The overall reaction would be
\(Pb(s)+ SO4^{2-}(aq)+Cu^2(aq) \rightarrow Cu(s)+PbSO_4(s)\)
The number of electrons on each side cancel out so there is no need to multiple by a factor.
b. \(2Hg(l) + 2Cl^-(aq) \rightarrow Hg_2Cl_2(s) + 2e^-(aq)\)
This is the spontaneous oxidation reaction because it is on the left of the double lines as written. You can see that it loses electrons like oxidation reactions do, and these electrons will flow to the cathode. This oxidation reaction is occurring at the anode.

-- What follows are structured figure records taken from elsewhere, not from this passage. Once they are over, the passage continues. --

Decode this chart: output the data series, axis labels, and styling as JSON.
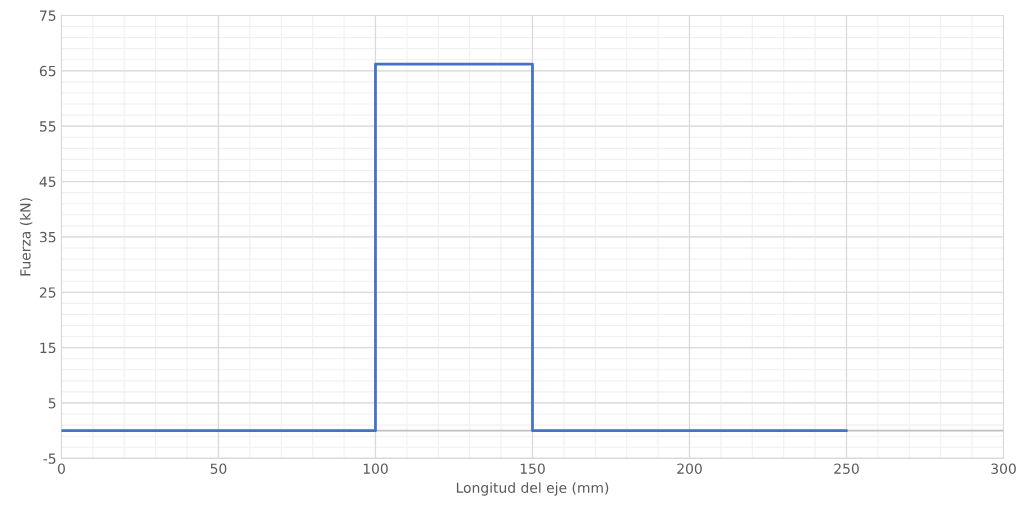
{
  "chart_data": {
    "type": "line",
    "xlabel": "Longitud del eje (mm)",
    "ylabel": "Fuerza (kN)",
    "x": [
      0,
      100,
      100,
      150,
      150,
      250
    ],
    "series": [
      {
        "color": "#4472c4",
        "values": [
          0,
          0,
          66.2,
          66.2,
          0,
          0
        ]
      }
    ],
    "xlim": [
      0,
      300
    ],
    "xticks": [
      0,
      50,
      100,
      150,
      200,
      250,
      300
    ],
    "ylim": [
      -5,
      75
    ],
    "yticks": [
      -5,
      5,
      15,
      25,
      35,
      45,
      55,
      65,
      75
    ],
    "ref_lines": [
      {
        "axis": "y",
        "value": 0,
        "color": "#bfbfbf"
      }
    ],
    "grid": true,
    "marker": "none",
    "line_style": "solid"
  }
}
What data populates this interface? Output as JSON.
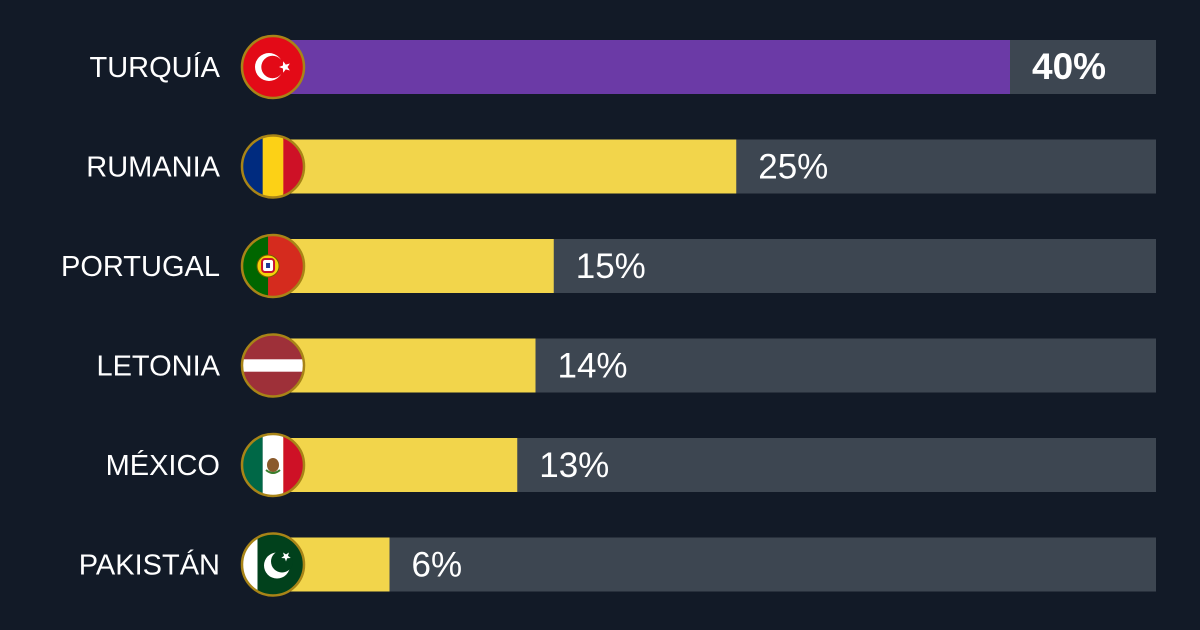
{
  "chart_data": {
    "type": "bar",
    "orientation": "horizontal",
    "categories": [
      "TURQUÍA",
      "RUMANIA",
      "PORTUGAL",
      "LETONIA",
      "MÉXICO",
      "PAKISTÁN"
    ],
    "values": [
      40,
      25,
      15,
      14,
      13,
      6
    ],
    "value_labels": [
      "40%",
      "25%",
      "15%",
      "14%",
      "13%",
      "6%"
    ],
    "flag_icons": [
      "turkey-flag-icon",
      "romania-flag-icon",
      "portugal-flag-icon",
      "latvia-flag-icon",
      "mexico-flag-icon",
      "pakistan-flag-icon"
    ],
    "highlight_index": 0,
    "xlim": [
      0,
      60
    ],
    "grid": false,
    "legend": "none",
    "colors": {
      "background": "#121a27",
      "track": "#3d4651",
      "bar": "#f2d54b",
      "highlight": "#6b3aa6",
      "text": "#ffffff"
    }
  }
}
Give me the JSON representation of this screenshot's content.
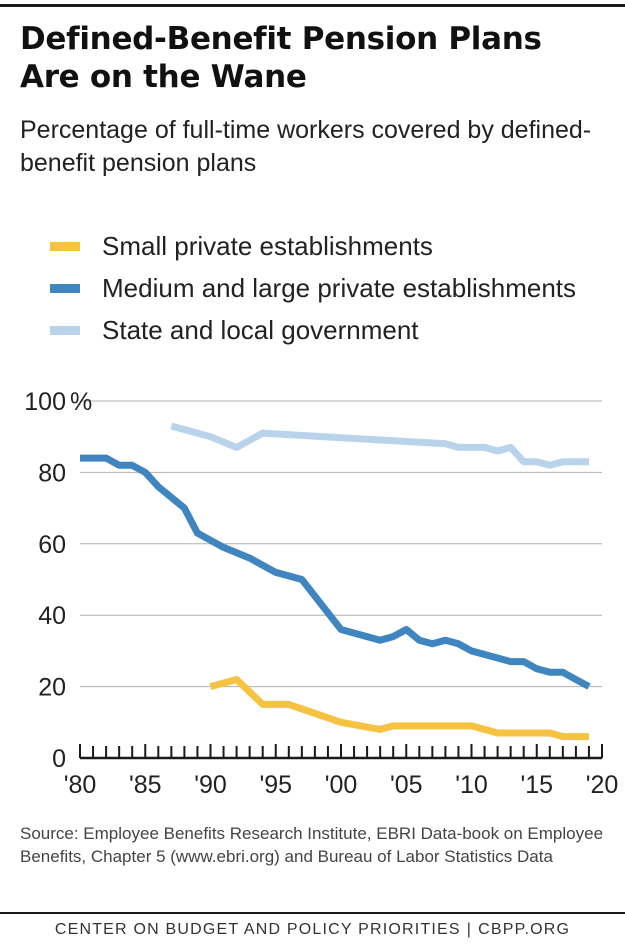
{
  "title": "Defined-Benefit Pension Plans Are on the Wane",
  "subtitle": "Percentage of full-time workers covered by defined-benefit pension plans",
  "legend": [
    {
      "label": "Small private establishments",
      "color": "#f5c242"
    },
    {
      "label": "Medium and large private establishments",
      "color": "#3f86c1"
    },
    {
      "label": "State and local government",
      "color": "#b9d4ea"
    }
  ],
  "source": "Source: Employee Benefits Research Institute, EBRI Data-book on Employee Benefits, Chapter 5 (www.ebri.org) and Bureau of Labor Statistics Data",
  "footer": {
    "org": "CENTER ON BUDGET AND POLICY PRIORITIES",
    "separator": "|",
    "site": "CBPP.ORG"
  },
  "chart_data": {
    "type": "line",
    "title": "Defined-Benefit Pension Plans Are on the Wane",
    "xlabel": "",
    "ylabel": "Percentage of full-time workers covered by defined-benefit pension plans",
    "xlim": [
      1980,
      2020
    ],
    "ylim": [
      0,
      100
    ],
    "grid": true,
    "y_ticks": [
      0,
      20,
      40,
      60,
      80,
      100
    ],
    "y_tick_labels": [
      "0",
      "20",
      "40",
      "60",
      "80",
      "100"
    ],
    "y_unit_label": "%",
    "x_ticks": [
      1980,
      1985,
      1990,
      1995,
      2000,
      2005,
      2010,
      2015,
      2020
    ],
    "x_tick_labels": [
      "'80",
      "'85",
      "'90",
      "'95",
      "'00",
      "'05",
      "'10",
      "'15",
      "'20"
    ],
    "series": [
      {
        "name": "Small private establishments",
        "color": "#f5c242",
        "x": [
          1990,
          1992,
          1994,
          1996,
          2000,
          2003,
          2004,
          2010,
          2011,
          2012,
          2016,
          2017,
          2018,
          2019
        ],
        "values": [
          20,
          22,
          15,
          15,
          10,
          8,
          9,
          9,
          8,
          7,
          7,
          6,
          6,
          6
        ]
      },
      {
        "name": "Medium and large private establishments",
        "color": "#3f86c1",
        "x": [
          1980,
          1981,
          1982,
          1983,
          1984,
          1985,
          1986,
          1988,
          1989,
          1991,
          1993,
          1995,
          1997,
          2000,
          2003,
          2004,
          2005,
          2006,
          2007,
          2008,
          2009,
          2010,
          2011,
          2012,
          2013,
          2014,
          2015,
          2016,
          2017,
          2018,
          2019
        ],
        "values": [
          84,
          84,
          84,
          82,
          82,
          80,
          76,
          70,
          63,
          59,
          56,
          52,
          50,
          36,
          33,
          34,
          36,
          33,
          32,
          33,
          32,
          30,
          29,
          28,
          27,
          27,
          25,
          24,
          24,
          22,
          20
        ]
      },
      {
        "name": "State and local government",
        "color": "#b9d4ea",
        "x": [
          1987,
          1990,
          1992,
          1994,
          2008,
          2009,
          2011,
          2012,
          2013,
          2014,
          2015,
          2016,
          2017,
          2019
        ],
        "values": [
          93,
          90,
          87,
          91,
          88,
          87,
          87,
          86,
          87,
          83,
          83,
          82,
          83,
          83
        ]
      }
    ]
  }
}
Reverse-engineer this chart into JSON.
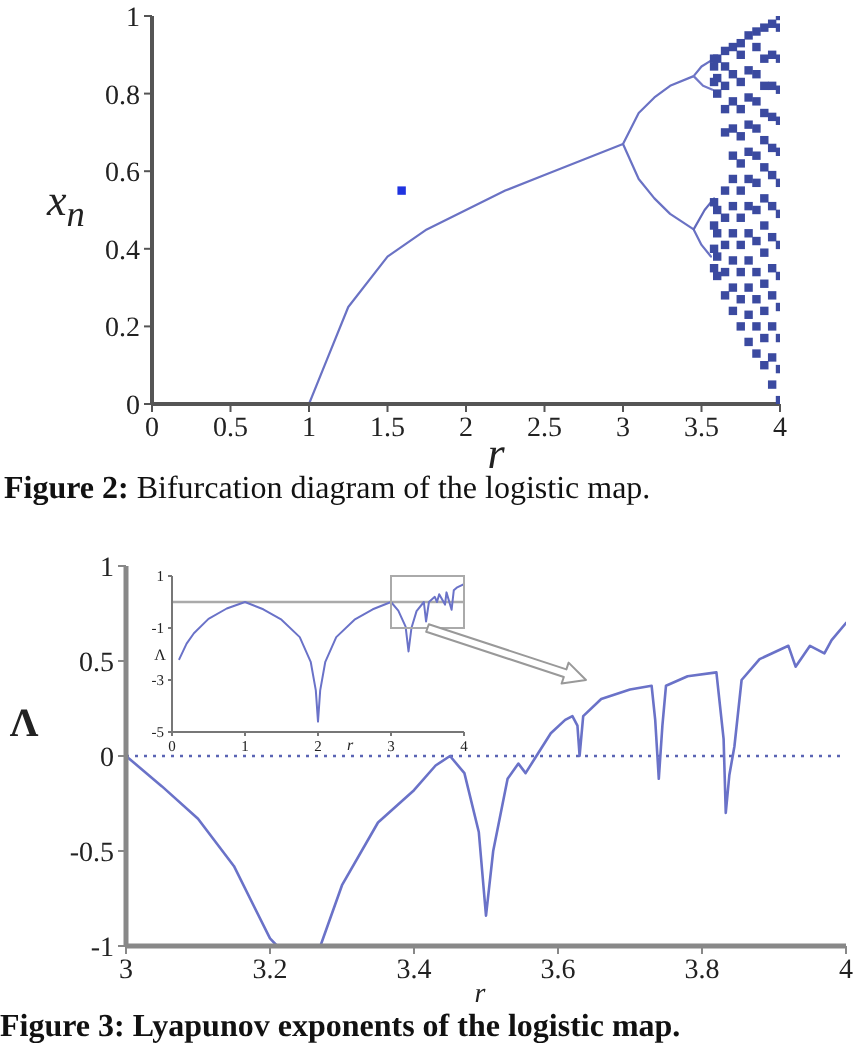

\(Cd^2+(aq) + 2e^-(aq)\rightarrow Cd(s)\)
This is the spontaneous reduction reaction happening at the cathode. It gains electrons that have moved from the anode. Since it gains electrons, it is a reduction reaction.
The overall reaction is
\(2Hg(l) + 2Cl^-(aq) +Cd^2+(aq) \rightarrow Cd(s) +Hg_2Cl_2(s) \)
The number of electrons on each side cancel out so there is no need to multiple by a factor.
Q20.5.24
The biological molecule abbreviated as NADH (reduced nicotinamide adenine dinucleotide) can be formed by reduction of NAD+ (nicotinamide adenine dinucleotide) via the half-reaction
\[NAD^++H^++2e^-\rightarrow NADH (E^o=-0.32V)\]
- Would NADH be able to reduce acetate to pyruvate?
- Would NADH be able to reduce pyruvate to lactate?
- What potential is needed to convert acetate to lactate?
S17.2.2
In a standard reduction potential table, a species with lower E° means it's a stronger reducing agent (more spontaneous at oxidizing). And higher Eo means it's stronger oxidizing agent(more spontaneous at reducing).
https://chem.libretexts.org/LibreTex...ode_Potentials
a. No, NADH would not reduce acetate to pyruvate. The reaction for acetate to pyruvate has a lower E° of -0.70 V in comparison to the -0.32 V for the NADH half-reaction. This means that the acetate is a stronger reducing agent than NADH, and would be more likely to reduce that.
b. Yes NADH could reduce pyruvate to lactate because the E° of NADH is smaller and therefore is a stronger reducing agent than pyruvate so it is able to reduce it spontaneously.
c. In order to convert acetate to lactase, two reactions spontaneously occur and give the E = -0.70 V - .0185 V = -0.885 V. This means that in order for a cell to cause both of these reduction reactions to occur, the cell potention of -0.885 V or lower is needed for it to occur.